8.2 The assessee has mainly contended that since full consideration was not received and possession remained with the assessee till F.Y. 2015-16, transfer was completed only in A.Y. 2016-17. However, in our considered view, once a registered sale deed transferring ownership rights has been executed, the transfer gets completed for the purposes of section 45 read with section 2(47) of the Act. Mere non-realization of a part of the sale consideration or subsequent disputes between the parties cannot defer the chargeability of capital gains to tax. Subsequent disputes regarding payment, dishonour of cheques, or delayed realization of consideration do not postpone taxability of capital gains. The arguments of the assessee that possession remained with him till April 2015 and therefore transfer was completed only in A.Y. 2016-17 is against the fact available on registration deed. There was no cancellation of registered sale deed nor no competent authority had annulled the transfer. The legal notice and subsequent correspondence relied upon by the assessee demonstrate delay in payment of balance consideration, however, these documents do not establish cancellation of registered sale deeds. Registration of a sale deed completes transfer for capital gains purposes. Non-receipt of consideration or delayed payment does not defer chargeability unless the transaction itself is cancelled or legally rescinded. Mere retention of possession, or subsequent disputes between parties do not postpone the incidence of capital gains taxation when the registered sale deed continues to remain valid and uncancelled. Accordingly, we find no infirmity in the findings of the Assessing Officer and the Ld. CIT(A) in holding that transfer had taken place during F.Y. 2013-14 relevant to A.Y. 2014-15.

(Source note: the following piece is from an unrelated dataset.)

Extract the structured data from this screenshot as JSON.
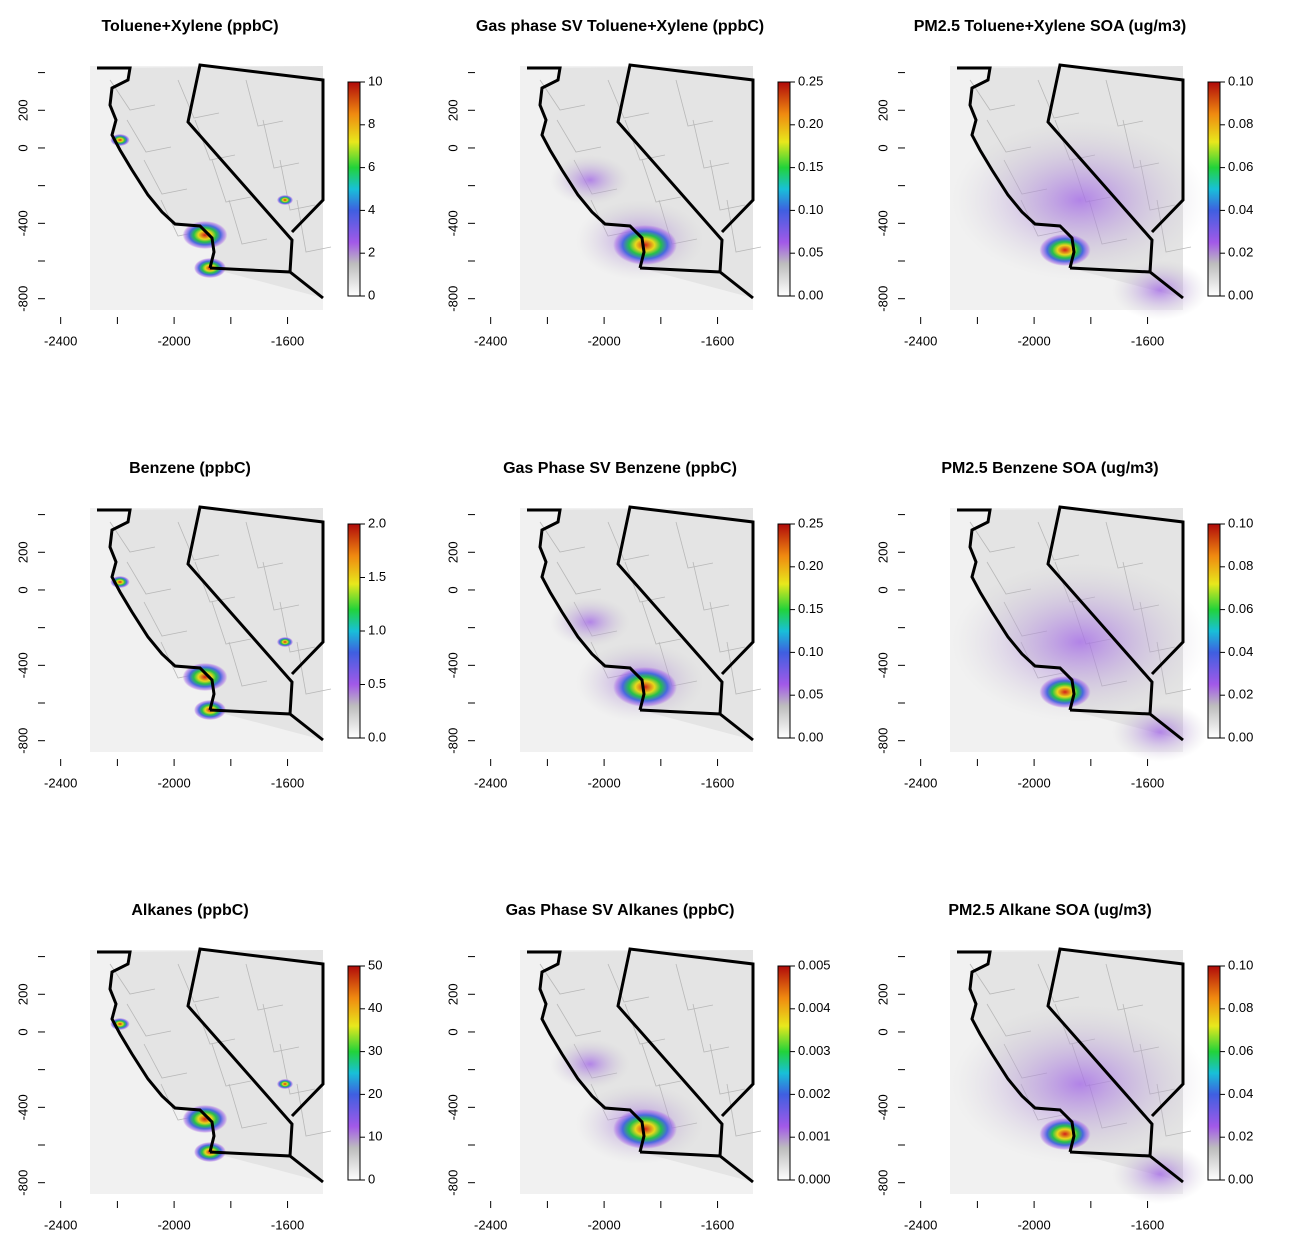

8.3 We have given a thought to the alternative contention of the Ld. AR that if the capital gain has already been offered to tax in A.Y. 2016-17, suitable consequential relief should be granted to avoid double taxation. We agree with the contention of the Ld. AR. The Revenue cannot tax the same income twice. Accordingly, we direct the Assessing Officer to verify whether the impugned capital gain has been offered and assessed in A.Y. 2016-17 and, if so, grant appropriate consequential relief in accordance with law so as to avoid double taxation by considering the taxes paid in the year 2016-17 while computing the total taxes payable on account of STCG for the year 2014-15. Accordingly, grounds nos. 1 to 3 raised by the assessee are dismissed, whereas ground no. 4 is allowed for statistical purposes.
9. In the result, the appeal of the assessee is partly allowed for statistical purposes.